CAR-Tとは、患者さんから採取したT細胞に対して、キメラ抗原受容体(CAR)を発現させる遺伝子改変を行って、その後体内に戻すという治療です。
アメリカ等ではすでに難治性または2回以上の再発を認める25歳以下の前駆B細胞性急性リンパ芽球性白血病(ALL)や、再発・難治性びまん性大細胞型B細胞リンパ腫(DLBCL)等で承認されています.
びまん性大細胞型B細胞リンパ腫は患者さんの数も多いですよね。
今回、日本で申請されているのは、CD19陽性のALLまたはDLBCLでの適応です。
主たる副作用は、サイトカイン放出症候群が知られており、発熱や悪寒などの症状が多い頻度で認められ、重度の低血圧や頻脈、呼吸困難を起こしたり死に至ったりするケースもあるようです。
値段は3349万3407円ですが公的医療保険の適用になので、高額療養費制度の上限しかかからないです。これが収入にもよりますが、数万円+αで受けられる可能性があるのが日本の凄さですね。
血液のがんではない固形がんにはまだまだこれから
一方で、血液のがんではない固形がんに対しては、CAR-Tはまだ初期の段階です。
参考;Novel T-Cell Therapies Make Inroads Into Solid Tumors(英語)
血液がんと異なって、抗原の異質性や腫瘍への到達の問題などが存在し、同様にはいかないとのことです。
一方で上の参考記事にあるように、5か6の前駆治療がある転移性乳がんの患者さんで、30ヶ月にわたって奏効している事例もあるとのことです。
ただ現時点では研究途上であることは変わりありません。
希望は持って良いですが、過剰な期待はできない水準であるとは言えるでしょう(現段階では)。
長生きが新治療をもたらす
私事ですが、私の叔父は40代前半で肺がんに倒れました。
2000年代の初期です。私はまだ研修医でした。
非喫煙者の肺がんで、発見された時は高度に進行しており、数ヶ月の命でした。
2007年に、肺がんの原因となる遺伝子の1つとしてALK遺伝子が発見されました。
ALK阻害薬が開発され、Ⅳ期肺がんでも無増悪生存期間(PFS)中央値は16.6ヶ月に及ぶ薬剤も出ています。
もちろん叔父にALK遺伝子異常があったかはわかりません。
しかしもしそうだったら、実際よりも長く生きられたことは間違いないと考えます。
けれどもその当時は、ALK遺伝子が知られておらず、検査も治療もありませんでした。
だから言えること、外来でもいつもお伝えしていることです。
「長く生きれば、新しい治療が出てくる可能性はある」ということです。
そして遅く病気になったほうが有利で、そのために健康を保つことも重要であるということです。

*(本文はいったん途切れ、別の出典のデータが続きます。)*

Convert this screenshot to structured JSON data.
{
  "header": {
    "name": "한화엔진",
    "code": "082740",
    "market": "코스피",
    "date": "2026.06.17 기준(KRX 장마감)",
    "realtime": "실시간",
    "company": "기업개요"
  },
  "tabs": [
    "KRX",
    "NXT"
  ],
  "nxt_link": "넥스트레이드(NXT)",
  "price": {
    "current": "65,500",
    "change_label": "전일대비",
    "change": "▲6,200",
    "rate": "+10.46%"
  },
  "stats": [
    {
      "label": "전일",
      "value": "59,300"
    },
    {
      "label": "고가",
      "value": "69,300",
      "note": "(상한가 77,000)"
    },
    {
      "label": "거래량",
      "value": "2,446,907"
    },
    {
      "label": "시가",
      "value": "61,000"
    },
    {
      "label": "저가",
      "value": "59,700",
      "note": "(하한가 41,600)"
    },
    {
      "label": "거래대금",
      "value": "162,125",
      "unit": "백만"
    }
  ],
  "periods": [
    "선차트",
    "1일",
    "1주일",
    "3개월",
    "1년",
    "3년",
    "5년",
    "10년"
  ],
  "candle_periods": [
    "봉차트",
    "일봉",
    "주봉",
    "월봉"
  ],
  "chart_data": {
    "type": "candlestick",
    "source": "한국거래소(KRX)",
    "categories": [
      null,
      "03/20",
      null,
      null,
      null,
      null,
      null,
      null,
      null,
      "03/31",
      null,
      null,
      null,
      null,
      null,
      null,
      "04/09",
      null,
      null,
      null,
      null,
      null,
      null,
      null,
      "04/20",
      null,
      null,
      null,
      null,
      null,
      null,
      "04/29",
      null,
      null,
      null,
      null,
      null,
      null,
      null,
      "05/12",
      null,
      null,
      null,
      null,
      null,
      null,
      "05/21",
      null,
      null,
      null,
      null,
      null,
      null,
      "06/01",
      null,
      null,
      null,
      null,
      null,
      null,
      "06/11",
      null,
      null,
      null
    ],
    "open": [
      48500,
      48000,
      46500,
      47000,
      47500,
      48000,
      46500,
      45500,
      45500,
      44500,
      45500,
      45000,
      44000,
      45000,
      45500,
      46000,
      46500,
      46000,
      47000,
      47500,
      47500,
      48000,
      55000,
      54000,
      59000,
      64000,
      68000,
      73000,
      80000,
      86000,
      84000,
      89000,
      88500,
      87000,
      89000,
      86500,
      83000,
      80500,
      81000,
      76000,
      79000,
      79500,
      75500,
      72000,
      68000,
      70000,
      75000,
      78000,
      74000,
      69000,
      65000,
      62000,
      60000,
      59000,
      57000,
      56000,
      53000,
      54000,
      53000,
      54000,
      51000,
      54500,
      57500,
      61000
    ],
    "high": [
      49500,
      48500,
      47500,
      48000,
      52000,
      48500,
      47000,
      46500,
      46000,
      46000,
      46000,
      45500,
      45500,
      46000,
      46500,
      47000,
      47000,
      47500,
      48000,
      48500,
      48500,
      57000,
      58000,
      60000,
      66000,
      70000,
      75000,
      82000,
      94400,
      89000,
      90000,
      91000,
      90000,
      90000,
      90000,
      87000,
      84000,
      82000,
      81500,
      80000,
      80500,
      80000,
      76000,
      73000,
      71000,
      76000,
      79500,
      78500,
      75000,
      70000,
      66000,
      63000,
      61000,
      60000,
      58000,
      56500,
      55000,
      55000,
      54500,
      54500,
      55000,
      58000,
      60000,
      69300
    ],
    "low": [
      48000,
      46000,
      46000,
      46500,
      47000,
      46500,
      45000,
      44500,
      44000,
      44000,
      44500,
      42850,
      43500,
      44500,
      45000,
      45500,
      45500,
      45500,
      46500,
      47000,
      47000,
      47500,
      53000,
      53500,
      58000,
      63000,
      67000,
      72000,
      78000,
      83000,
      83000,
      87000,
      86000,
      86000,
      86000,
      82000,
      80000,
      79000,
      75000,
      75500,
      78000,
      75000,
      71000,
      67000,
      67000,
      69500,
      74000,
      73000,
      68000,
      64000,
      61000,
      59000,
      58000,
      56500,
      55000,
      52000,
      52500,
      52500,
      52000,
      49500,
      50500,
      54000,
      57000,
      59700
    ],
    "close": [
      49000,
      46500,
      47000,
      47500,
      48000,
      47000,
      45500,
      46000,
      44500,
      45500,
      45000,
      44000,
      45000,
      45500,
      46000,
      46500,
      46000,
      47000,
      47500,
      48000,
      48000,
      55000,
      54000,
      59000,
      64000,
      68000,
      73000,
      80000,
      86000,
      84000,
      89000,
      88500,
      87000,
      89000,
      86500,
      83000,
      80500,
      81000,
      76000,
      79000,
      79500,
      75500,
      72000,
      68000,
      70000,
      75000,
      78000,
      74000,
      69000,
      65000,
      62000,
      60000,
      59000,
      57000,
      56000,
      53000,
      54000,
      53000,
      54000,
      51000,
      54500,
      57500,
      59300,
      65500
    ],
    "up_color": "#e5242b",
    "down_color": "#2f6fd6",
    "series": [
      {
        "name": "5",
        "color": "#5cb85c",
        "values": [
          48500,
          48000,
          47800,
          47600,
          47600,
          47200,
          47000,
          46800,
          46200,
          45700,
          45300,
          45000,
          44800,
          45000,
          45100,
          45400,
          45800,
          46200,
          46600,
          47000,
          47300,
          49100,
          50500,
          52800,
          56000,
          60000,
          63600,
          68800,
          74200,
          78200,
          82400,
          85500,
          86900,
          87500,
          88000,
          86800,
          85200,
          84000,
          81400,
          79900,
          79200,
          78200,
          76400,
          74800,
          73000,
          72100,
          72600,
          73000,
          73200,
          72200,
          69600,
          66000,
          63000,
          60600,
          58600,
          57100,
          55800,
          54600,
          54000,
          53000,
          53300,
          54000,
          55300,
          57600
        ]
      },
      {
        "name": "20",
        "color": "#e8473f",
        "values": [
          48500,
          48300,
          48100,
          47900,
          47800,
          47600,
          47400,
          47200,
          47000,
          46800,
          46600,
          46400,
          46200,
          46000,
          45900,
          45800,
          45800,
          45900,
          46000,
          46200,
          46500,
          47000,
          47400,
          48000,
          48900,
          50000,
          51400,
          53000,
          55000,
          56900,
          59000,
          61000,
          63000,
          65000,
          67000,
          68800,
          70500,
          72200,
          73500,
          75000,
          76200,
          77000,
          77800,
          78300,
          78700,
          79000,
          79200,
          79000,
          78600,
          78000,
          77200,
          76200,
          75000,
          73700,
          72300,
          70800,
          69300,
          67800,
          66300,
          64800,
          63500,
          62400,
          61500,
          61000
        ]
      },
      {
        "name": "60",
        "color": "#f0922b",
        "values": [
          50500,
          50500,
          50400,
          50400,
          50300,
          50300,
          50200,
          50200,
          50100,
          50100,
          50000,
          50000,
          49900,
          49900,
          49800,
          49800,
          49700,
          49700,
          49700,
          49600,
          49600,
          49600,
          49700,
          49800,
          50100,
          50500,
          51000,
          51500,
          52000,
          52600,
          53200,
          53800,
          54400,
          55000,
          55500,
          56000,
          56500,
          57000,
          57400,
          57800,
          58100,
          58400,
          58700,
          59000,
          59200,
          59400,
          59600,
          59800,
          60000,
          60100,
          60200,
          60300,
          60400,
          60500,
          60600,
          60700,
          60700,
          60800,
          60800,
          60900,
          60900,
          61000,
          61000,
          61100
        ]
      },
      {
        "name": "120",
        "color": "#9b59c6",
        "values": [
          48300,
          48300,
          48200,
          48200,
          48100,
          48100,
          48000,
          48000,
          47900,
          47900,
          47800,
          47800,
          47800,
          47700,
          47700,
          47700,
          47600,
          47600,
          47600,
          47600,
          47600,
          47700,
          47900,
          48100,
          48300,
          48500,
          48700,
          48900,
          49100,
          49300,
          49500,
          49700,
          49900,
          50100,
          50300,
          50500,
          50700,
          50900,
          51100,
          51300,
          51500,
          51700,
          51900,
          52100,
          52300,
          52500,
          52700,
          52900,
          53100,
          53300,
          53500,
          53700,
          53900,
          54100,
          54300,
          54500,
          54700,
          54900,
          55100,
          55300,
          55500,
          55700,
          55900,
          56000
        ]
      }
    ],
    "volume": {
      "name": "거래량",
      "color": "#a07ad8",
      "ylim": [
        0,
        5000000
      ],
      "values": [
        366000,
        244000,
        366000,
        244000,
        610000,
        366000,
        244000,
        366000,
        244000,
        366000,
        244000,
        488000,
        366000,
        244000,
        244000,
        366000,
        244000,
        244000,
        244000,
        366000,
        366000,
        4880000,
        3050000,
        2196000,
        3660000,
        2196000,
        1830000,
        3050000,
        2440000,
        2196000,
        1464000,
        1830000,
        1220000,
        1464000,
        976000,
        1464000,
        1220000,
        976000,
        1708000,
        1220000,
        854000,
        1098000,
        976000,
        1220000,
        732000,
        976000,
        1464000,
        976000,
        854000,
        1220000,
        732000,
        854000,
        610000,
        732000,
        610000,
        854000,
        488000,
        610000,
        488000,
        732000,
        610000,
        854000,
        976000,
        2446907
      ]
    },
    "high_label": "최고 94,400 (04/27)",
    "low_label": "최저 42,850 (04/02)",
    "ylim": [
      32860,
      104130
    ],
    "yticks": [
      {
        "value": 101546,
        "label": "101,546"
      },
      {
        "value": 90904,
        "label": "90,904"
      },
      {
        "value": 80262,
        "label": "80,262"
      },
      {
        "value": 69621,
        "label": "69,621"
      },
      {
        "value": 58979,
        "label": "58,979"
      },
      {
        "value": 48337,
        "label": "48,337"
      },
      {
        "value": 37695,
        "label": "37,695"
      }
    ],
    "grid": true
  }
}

1分でも元気に長く生きるために早期緩和ケアを使いこなす
長期生存すれば、保険適応の新しい薬剤が使用できるようになる可能性が十分あります。
CAR-Tも固形腫瘍に対して様々な知見が集積されて、一般の臨床現場におりてくるかもしれません。
免疫療法といっても様々なものがあるため、一緒くたに考えて、他のものがご自身の病気に対して奏効すると捉えるのは正しい考え方ではない可能性があります。
それよりも、様々な知見が出てきている早期からの緩和ケアを使いこなして頂いて、新治療が出るまでに、「1分でも元気で長生き」を目指していただくのが良いと考えます。
早期緩和ケアは生存期間中央値の相対的な長さも一部で指摘されるなど、検証されている領域であり、証拠がない治療とは別物です。
生命力を毀損しないで、機を待つために、早期緩和ケアで「元気に長生き」して頂ければ幸いです。